Note: Timing and exact procedures depend on the official CRA implementation and the Single Reporting Platform (SRP) provided by EU/Member States. This policy describes our internal triggers and responsibilities.
We consider CRA reporting when the following was determined:
- The vulnerability is in a product in our scope (see 1. Purpose and scope); and
- It is actively exploited or there is credible evidence of exploitation in the wild; and
- Exploitation can lead to a severe impact on the security of products with digital elements used in the EU.
If triggered:
- CRA Steward Lead coordinates to prepare
- current status to the authorities, when reasonable possible.
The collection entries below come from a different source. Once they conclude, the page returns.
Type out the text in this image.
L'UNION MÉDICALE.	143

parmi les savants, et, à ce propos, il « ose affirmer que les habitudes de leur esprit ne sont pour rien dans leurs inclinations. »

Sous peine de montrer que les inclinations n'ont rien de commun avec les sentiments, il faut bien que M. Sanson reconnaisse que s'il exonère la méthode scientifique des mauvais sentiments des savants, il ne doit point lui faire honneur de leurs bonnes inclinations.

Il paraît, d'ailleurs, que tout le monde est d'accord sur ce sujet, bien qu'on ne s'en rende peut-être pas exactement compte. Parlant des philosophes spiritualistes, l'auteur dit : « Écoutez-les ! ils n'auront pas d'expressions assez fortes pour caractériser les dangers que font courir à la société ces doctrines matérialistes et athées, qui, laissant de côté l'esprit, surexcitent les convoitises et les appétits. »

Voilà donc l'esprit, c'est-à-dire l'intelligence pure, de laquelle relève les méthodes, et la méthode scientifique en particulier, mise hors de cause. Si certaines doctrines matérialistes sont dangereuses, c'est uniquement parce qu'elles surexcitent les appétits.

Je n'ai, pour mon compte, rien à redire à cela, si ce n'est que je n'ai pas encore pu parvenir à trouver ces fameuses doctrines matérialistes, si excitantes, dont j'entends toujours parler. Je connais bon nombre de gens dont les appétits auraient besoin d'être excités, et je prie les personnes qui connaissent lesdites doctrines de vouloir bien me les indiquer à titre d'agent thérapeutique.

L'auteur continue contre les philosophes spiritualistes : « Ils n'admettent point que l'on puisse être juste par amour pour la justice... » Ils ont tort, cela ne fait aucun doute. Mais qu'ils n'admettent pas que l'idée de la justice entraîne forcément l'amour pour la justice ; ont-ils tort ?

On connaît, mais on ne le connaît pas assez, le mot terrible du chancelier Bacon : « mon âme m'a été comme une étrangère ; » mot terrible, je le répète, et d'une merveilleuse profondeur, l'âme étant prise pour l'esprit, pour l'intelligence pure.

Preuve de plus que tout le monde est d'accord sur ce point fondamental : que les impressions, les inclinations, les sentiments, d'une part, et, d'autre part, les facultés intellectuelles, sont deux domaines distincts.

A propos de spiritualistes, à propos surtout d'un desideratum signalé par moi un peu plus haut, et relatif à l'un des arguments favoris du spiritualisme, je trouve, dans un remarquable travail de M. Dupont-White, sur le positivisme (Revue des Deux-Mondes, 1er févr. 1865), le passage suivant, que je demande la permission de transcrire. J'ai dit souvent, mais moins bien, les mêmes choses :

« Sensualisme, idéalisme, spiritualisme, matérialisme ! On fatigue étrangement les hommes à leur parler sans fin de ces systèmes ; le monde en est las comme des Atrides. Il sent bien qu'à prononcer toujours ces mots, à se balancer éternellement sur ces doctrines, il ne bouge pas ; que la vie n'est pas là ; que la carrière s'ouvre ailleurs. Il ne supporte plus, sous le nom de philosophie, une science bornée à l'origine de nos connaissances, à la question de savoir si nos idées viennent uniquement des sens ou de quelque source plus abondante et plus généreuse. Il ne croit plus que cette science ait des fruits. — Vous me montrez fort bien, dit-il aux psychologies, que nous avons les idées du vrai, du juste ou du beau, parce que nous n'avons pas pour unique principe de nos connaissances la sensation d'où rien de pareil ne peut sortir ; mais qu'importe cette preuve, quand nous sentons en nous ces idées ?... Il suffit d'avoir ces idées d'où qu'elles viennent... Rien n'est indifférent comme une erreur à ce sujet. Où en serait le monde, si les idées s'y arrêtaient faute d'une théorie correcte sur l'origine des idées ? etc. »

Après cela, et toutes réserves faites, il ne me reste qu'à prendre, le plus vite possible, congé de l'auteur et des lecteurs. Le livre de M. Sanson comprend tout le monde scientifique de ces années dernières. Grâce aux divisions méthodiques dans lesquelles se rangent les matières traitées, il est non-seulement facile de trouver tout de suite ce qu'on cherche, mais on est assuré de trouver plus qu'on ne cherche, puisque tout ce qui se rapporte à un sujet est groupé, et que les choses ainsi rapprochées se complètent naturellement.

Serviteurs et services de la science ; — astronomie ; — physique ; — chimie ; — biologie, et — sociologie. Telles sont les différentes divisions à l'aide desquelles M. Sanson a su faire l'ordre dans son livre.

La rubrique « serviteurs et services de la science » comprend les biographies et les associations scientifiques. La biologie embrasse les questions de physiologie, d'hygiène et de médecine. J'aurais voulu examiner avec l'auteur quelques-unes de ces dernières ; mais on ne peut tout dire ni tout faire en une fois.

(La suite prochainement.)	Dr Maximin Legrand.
- Final report after a fix is available.
We consider an incident CRA‑reportable if:
- It affects the security of our development infrastructure (e.g. GitHub org compromise, build system compromise)
and this can or has led to:- the introduction of malicious code, or
- compromise of integrity or availability of our CRA‑relevant products; and
- The impact is severe for EU users.
If triggered:
- CRA Steward Lead coordinates to prepare
- current status to the authorities, when reasonable possible.
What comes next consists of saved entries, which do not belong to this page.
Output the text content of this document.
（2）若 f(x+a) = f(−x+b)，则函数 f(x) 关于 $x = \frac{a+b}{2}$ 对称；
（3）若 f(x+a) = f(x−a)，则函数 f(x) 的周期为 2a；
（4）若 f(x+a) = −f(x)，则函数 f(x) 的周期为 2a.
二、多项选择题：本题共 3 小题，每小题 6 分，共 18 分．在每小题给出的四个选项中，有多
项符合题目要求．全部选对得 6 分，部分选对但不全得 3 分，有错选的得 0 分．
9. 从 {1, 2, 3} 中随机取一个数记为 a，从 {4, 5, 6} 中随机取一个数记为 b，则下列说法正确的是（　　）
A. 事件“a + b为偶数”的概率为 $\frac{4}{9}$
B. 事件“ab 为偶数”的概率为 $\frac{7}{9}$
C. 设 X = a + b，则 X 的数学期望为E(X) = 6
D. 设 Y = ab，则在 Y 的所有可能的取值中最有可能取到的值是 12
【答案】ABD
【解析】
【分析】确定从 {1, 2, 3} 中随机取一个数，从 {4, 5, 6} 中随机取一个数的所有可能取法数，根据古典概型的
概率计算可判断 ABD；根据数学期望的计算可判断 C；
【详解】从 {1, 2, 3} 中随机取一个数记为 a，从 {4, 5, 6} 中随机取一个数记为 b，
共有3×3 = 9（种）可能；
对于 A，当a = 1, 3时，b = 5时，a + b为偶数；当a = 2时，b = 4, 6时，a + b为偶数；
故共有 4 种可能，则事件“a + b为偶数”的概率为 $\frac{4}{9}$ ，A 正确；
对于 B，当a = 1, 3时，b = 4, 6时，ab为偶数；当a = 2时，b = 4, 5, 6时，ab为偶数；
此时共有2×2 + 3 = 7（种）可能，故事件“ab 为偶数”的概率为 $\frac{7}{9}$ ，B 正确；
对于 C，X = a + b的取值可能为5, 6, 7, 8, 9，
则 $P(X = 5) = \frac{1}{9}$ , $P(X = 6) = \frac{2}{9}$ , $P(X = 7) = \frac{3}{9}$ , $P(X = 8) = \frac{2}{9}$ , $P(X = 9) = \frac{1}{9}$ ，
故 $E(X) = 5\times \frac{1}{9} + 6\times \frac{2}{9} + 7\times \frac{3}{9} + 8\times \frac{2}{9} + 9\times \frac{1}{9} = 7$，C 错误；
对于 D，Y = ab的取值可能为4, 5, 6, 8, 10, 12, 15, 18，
- Final report after a fix is available.
Whenever a CRA‑reportable vulnerability or incident is confirmed:
- Publish:
- In case of a vulnerability: GitHub Releases with clear release notes,
- On mailing list.
- Content must include:
- description of the vulnerability/incident (as far as safely possible),
- versions affected,
- severity,
- recommended actions or mitigations,
- version(s) containing the fix (if available).
-
Single contact point:
security@kitodo.orgacts as the official contact point for market‑surveillance authorities. -
Upon a reasoned request from an EU authority, we will:
- Provide a copy of this policy and related documentation (e.g. incident logs, vulnerability handling records) in a suitable language (e.g. English or German).
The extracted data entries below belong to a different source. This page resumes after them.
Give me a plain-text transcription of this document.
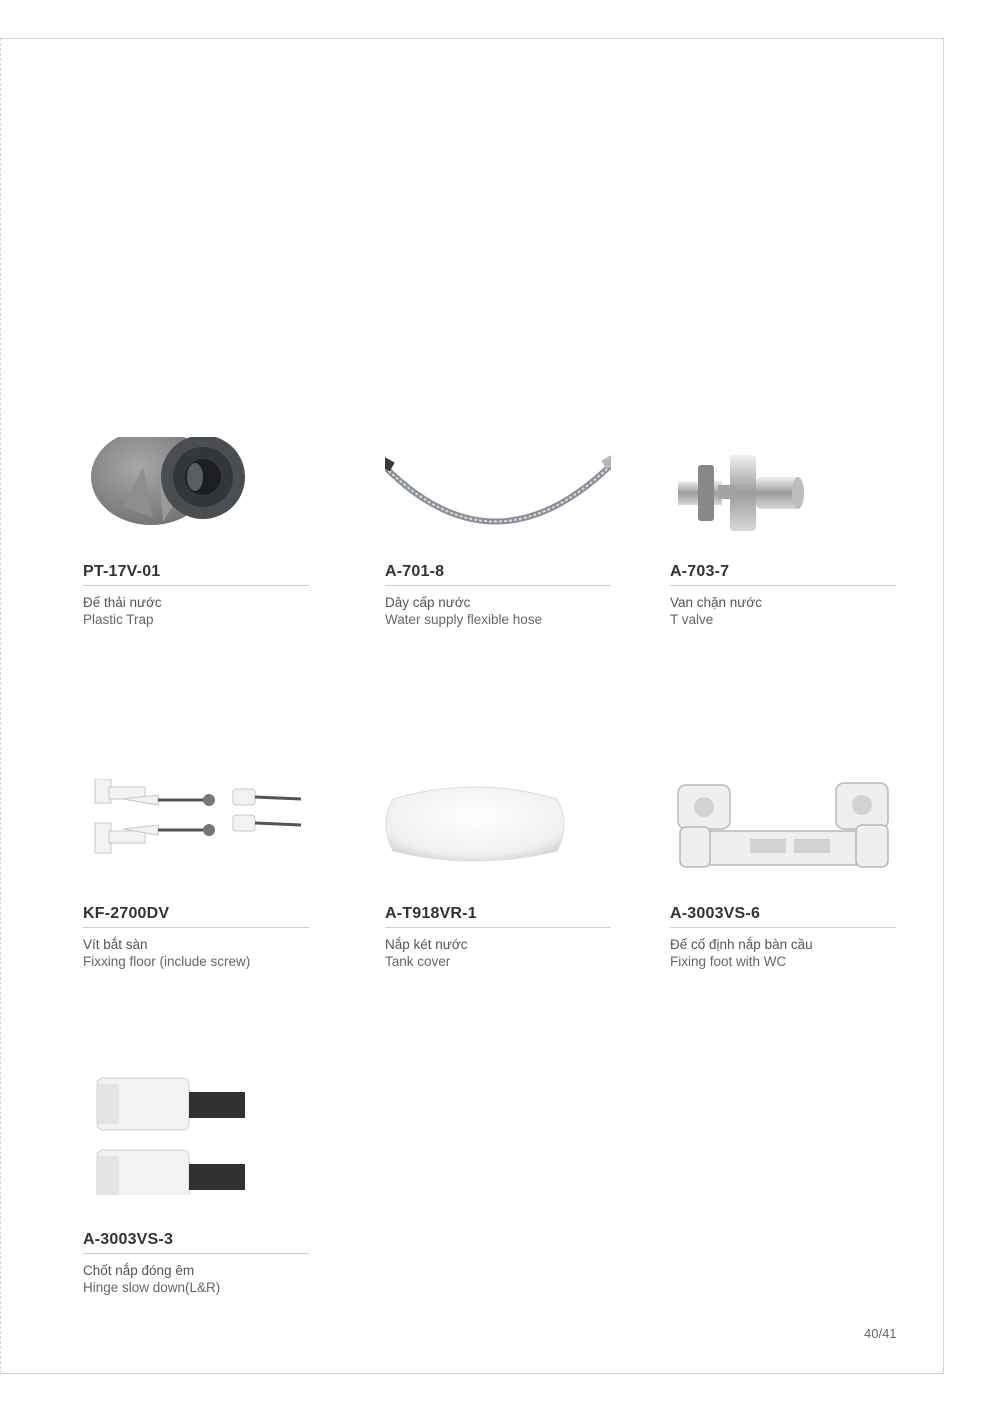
PT-17V-01
Đế thải nước
Plastic Trap
A-701-8
Dây cấp nước
Water supply flexible hose
A-703-7
Van chặn nước
T valve
KF-2700DV
Vít bắt sàn
Fixxing floor (include screw)
A-T918VR-1
Nắp két nước
Tank cover
A-3003VS-6
Đế cố định nắp bàn cầu
Fixing foot with WC
A-3003VS-3
Chốt nắp đóng êm
Hinge slow down(L&R)
40/41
- Cooperate in risk assessments and mitigation efforts related to our CRA‑relevant projects.
We keep, in GitHub repositories or internal systems:
- Records of vulnerabilities.
- Incident records and post‑mortems.
- Versions and change history of this policy.
Retention period: at least 5 years after the last relevant release of the associated product, unless a longer period is legally required.
- New maintainers of CRA‑relevant repositories must complete a security and CRA steward onboarding, covering:
- secure development on GitHub,
- how to handle vulnerability reports,
- when to escalate to @kitodo/kitodo-board.
This policy is reviewed at least once per year or after any major incident or CRA‑related guidance update.